Mick puso los ojos en blanco.
—Ah, eso me recuerda… Lo había olvidado. ¿Adivina qué he encontrado?
—El secreto de la vida —intenté.
—No —respondió un poco herido.
—El truco para hacerse rico —probé otra vez.
—No —dijo Mick, más bien enfadado.
—Lo sé, puedo ser realmente irritante —reconocí.
—Sí —me concedió—, la verdad. Es decir, eso te domina, ¿sabes?
—Lo sé. Es como una enfermedad. No puedo parar.
—O sea, ése es el motivo por el que fingí estar ocupado —dijo Mick, excitándose—. De eso iba toda la historia de la cita. Es que tengo que prepararme para verte, me resulta realmente difícil.
—Lo sé.
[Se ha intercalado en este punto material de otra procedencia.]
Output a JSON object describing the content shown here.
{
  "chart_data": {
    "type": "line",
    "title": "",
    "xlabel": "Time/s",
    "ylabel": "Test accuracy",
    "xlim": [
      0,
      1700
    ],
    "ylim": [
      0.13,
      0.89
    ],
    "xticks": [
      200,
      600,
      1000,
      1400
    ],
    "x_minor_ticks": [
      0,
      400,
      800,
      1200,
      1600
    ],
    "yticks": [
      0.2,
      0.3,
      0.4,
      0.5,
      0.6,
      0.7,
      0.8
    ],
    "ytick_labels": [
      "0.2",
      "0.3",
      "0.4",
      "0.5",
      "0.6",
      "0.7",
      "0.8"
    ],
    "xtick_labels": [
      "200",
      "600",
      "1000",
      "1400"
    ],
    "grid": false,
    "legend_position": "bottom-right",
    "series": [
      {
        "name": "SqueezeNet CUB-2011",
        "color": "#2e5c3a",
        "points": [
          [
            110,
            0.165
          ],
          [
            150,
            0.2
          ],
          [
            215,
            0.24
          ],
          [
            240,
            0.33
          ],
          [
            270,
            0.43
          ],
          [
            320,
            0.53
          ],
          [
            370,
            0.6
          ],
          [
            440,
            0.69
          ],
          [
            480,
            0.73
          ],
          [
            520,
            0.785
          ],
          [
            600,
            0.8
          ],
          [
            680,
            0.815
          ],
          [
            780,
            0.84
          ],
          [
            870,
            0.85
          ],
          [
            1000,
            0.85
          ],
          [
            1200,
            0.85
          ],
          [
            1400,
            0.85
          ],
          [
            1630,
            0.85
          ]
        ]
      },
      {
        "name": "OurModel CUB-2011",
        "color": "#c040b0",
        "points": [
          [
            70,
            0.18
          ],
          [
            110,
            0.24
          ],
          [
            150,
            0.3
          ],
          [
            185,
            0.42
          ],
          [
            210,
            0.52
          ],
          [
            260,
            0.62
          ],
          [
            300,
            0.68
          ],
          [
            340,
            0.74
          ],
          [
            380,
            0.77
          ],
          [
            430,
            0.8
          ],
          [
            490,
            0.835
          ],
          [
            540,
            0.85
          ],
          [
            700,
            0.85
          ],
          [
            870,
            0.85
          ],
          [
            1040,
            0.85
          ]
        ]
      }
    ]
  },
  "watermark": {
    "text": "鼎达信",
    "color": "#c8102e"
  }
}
Estoy trabajando en ser tan estúpida como cualquiera, pero aún no lo he conseguido. Tengo la esperanza de que tomar más drogas me ayude, dicen que matan las neuronas.
Mick meneó la cabeza con tristeza.
—Lo último que necesitas son más drogas.
—Vale. ¿De qué va?
—Bueno, lo más importante es el sarcasmo. Es que parece que no pueda decir nada sobre…
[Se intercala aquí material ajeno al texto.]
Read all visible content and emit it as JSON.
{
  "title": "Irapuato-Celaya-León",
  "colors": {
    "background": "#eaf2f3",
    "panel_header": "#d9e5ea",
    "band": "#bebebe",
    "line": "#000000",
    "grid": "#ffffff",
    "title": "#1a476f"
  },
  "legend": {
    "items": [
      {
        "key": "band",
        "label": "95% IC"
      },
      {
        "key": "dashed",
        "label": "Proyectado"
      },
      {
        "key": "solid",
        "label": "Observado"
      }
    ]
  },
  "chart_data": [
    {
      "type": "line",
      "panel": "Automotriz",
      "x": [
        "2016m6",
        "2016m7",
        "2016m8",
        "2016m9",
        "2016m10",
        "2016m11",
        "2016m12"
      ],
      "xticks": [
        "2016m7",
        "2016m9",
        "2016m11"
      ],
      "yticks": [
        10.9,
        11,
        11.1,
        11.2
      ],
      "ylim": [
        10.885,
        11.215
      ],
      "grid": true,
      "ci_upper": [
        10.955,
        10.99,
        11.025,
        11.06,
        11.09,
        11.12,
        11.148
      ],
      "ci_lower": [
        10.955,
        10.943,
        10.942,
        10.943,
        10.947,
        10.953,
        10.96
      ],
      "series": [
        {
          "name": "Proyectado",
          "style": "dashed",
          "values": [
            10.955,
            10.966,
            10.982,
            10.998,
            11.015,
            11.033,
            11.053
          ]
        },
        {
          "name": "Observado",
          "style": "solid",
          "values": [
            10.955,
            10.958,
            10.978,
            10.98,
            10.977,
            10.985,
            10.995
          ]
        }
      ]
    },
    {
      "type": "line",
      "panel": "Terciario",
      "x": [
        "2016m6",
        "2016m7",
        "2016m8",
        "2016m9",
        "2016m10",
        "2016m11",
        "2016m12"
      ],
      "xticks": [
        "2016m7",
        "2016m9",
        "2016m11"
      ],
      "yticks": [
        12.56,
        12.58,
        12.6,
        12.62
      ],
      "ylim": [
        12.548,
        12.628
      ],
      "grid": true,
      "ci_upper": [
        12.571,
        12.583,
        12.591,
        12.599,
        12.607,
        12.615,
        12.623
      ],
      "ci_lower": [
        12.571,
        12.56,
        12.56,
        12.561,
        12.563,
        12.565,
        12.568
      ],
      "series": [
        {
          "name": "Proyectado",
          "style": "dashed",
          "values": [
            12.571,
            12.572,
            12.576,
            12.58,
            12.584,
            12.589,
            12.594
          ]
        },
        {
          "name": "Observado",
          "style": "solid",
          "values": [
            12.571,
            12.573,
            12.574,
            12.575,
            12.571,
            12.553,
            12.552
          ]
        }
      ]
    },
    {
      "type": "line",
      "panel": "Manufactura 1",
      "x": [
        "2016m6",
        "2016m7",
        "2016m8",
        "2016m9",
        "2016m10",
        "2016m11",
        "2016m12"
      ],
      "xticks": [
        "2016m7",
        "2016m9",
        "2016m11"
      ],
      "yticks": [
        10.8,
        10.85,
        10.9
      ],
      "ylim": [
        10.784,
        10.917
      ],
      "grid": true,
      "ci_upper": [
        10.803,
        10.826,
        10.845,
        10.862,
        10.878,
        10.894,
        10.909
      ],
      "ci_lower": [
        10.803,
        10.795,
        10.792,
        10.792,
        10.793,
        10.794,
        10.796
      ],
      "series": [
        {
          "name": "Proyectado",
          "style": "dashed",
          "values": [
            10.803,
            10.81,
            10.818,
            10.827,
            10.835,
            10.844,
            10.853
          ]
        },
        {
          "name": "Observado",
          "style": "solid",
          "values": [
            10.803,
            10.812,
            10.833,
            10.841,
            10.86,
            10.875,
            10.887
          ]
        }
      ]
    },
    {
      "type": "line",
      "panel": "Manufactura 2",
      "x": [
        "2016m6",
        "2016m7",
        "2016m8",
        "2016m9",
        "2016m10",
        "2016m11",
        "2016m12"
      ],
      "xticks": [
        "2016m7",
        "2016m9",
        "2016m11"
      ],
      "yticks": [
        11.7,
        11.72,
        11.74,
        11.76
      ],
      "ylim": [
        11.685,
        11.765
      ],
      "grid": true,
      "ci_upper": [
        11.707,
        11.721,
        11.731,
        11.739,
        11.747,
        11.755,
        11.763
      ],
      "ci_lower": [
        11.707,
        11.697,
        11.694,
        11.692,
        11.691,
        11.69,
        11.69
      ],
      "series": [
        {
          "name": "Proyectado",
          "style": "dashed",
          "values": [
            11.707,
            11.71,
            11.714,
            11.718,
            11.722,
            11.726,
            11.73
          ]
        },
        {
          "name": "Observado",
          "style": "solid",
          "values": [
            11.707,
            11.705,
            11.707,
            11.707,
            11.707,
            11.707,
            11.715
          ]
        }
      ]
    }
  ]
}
—No, me refiero a lo que has averiguado —le corregí, enfadándome a mi vez.
—Ah, tiene que ver con Jack Murray. Sigue vivo.
Se sacó un papelito del bolsillo y me lo tendió.
—Ésta es su última dirección conocida.
—Bien. ¿De dónde la has sacado?
En realidad, no esperaba que consiguiera nada en su estado. La depresión puede volverte estúpido, como bien sabía yo.
—Conozco a gente —me dijo, encogiéndose de hombros.
Pero bajo ese gesto casi sonrió. Allí, en alguna parte, seguía habiendo un buen detective.
Al otro lado de la calle, frente al restaurante, tres personas orondas en pantalón corto, con la piel de gallina por el frío en sus piernas blancas, estaban haciéndole fotos a una casa llena de pintadas con espray. Tenía la X habitual con letras y números crípticos en los huecos. Y justo debajo, en brillantes letras naranja, estas frases: «¡El dueño está en casa! ¡No toquéis al gato! ¡Os dispararemos! ¡Rescatadores de gatos, que os den por culo! ¡Marchaos a casa, gateros! ¡Que os vayáis a casa, salvadores de gatos!»